Jawad al-Maliki has been the spokesman for the Dawa party and the Shiite alliance. He was involved in the drafting of the Iraqi Constitution and more significantly was a member of the de-Baathification committee set up by the United States. He has been a critic of the U.S. invasion of Iraq and has close ties with the Shiite militias, especially the Mahdi Army.
After pushing hard for al-Jaafari’s ouster, the United States has gotten a more pro-Iranian Dawa party member. We have certainly come full circle in the Middle East. We have put in power in Iraq a person Saddam Hussein had sentenced to death. We have put in power a person who was involved in terrorist activities against not only Iraq but also Western and American targets in the Middle East. We have put in power a party, the Dawa party, that invented the modern suicide car bombing – a party that was involved in bombing the U.S. Embassy in Kuwait and in the killing of 241 U.S. Marines in Beirut.
We have brought democracy to the Middle East. We have handed over Iraq to an Iranian nurtured and funded Islamist alliance (Dawa and SCIRI). I do not believe this is what the American people bargained for when we embarked on the invasion of Iraq. If we are holding out the hope that these Islamist parties whose stated goal is to bring about an Islamist revolution in Iraq will somehow smell the sweet scent of Democracy and become torchbearers of freedom and liberty, we are likely to be as disappointed as Dick Cheney was when we were not greeted as liberators. This is a far cry from the search for Weapons of Mass Destruction and the defeat of al Qaeda.
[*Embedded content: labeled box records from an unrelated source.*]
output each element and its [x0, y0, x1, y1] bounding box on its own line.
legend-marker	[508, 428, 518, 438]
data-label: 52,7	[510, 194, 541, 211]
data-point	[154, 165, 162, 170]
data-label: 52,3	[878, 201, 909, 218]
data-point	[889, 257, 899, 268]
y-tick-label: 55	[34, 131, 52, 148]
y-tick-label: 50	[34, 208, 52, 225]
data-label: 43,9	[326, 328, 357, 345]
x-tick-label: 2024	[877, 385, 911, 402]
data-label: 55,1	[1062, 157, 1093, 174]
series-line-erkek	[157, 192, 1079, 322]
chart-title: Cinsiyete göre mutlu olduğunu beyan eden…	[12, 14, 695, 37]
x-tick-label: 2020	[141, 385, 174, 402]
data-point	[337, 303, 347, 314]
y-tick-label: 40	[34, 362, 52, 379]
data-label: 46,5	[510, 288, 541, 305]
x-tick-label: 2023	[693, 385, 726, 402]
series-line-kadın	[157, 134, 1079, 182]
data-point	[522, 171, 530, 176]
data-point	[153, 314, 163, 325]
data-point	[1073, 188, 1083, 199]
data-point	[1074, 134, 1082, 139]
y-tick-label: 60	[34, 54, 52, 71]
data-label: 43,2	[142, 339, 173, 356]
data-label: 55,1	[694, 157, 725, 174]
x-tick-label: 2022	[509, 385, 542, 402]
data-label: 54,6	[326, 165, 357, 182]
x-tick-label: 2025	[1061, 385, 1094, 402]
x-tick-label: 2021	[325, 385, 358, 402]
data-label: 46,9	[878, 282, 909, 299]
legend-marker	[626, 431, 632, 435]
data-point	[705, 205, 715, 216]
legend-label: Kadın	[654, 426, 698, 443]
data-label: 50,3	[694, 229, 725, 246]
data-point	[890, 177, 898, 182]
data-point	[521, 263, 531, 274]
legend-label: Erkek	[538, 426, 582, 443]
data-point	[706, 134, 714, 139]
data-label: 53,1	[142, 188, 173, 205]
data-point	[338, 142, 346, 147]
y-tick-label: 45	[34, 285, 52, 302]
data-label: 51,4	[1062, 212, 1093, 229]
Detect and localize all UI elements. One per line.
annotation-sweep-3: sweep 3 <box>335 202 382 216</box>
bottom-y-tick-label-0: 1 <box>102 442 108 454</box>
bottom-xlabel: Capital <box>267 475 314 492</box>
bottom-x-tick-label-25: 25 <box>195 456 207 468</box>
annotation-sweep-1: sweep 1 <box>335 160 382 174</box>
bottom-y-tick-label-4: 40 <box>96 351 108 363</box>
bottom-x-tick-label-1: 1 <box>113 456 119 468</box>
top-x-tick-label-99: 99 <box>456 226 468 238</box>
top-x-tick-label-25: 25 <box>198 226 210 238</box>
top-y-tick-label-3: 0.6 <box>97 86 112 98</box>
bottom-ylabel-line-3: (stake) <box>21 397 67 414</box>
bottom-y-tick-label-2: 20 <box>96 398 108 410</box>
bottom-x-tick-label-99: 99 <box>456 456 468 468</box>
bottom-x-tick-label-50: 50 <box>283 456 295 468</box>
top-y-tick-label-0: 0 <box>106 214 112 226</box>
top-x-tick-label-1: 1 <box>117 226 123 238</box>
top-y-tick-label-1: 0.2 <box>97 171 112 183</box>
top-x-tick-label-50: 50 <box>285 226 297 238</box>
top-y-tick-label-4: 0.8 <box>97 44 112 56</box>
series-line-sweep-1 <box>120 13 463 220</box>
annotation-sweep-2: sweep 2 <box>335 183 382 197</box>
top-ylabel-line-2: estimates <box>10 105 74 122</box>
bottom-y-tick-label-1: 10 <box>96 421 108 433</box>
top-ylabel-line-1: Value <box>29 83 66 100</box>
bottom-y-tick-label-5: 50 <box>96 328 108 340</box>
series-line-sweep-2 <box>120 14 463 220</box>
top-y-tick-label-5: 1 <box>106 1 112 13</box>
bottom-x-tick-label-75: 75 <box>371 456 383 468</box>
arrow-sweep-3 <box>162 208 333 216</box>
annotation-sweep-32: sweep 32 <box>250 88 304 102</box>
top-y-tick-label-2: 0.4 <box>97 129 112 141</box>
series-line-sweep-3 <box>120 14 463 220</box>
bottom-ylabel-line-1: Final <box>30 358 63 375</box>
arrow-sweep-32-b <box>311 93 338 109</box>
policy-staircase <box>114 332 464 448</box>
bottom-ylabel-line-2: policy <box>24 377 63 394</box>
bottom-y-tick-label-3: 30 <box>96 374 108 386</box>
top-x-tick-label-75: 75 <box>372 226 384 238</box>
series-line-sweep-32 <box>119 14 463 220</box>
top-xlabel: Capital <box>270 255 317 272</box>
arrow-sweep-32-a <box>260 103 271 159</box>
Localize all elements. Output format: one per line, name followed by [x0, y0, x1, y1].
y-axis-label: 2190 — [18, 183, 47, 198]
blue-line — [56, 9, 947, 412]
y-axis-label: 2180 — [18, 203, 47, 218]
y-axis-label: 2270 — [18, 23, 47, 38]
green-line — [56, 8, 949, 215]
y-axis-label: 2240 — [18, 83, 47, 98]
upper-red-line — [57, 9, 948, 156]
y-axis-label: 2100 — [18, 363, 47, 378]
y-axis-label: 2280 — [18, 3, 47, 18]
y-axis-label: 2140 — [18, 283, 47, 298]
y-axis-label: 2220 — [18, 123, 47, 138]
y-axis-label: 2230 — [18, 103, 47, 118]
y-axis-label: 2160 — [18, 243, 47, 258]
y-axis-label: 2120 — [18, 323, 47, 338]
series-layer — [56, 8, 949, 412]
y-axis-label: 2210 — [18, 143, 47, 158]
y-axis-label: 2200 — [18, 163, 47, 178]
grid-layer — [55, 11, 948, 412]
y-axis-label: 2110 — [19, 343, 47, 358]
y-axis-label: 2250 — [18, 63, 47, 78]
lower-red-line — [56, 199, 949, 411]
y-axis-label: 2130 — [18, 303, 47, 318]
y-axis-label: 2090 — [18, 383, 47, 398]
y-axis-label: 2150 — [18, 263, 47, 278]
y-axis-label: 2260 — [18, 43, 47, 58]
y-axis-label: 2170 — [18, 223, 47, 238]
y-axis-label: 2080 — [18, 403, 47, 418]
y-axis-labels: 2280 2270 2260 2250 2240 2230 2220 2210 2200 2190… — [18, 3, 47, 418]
There was no reason to suspect, even back then, that Maliki would actively work against al-Sadr and the Mahdi Army. Unsurprisingly, the Bush Administration ignored reality in pursuit of a fantastical agenda of misplaced hope and ignorant ideology.
Today, having failed to ride Maliki to "victory" in Iraq, the Administration has chosen to undermine him. They have called him out as their patsy. They have designated him as their man to break apart the Shia hold on Iraq. I doubt that those who are the targets of Washington’s plan, the Dawa party and Moqtada al-Sadr, will take too kindly to Mr. Maliki upon his return to Baghdad. With the leaked memo, Washington has ensured Mr. Maliki’s political demise, and perhaps his death as well. Mr. Maliki’s demise will also ensure that future Iraqi leaders will keep their distance from Washington, lest they suffer the same fate.
So, it is unsurprising that Mr. Maliki had no appetite for dinner with Mr. Bush in Amman. When he finally does sit down to breakfast with Mr. Bush, it may very well be his last meal.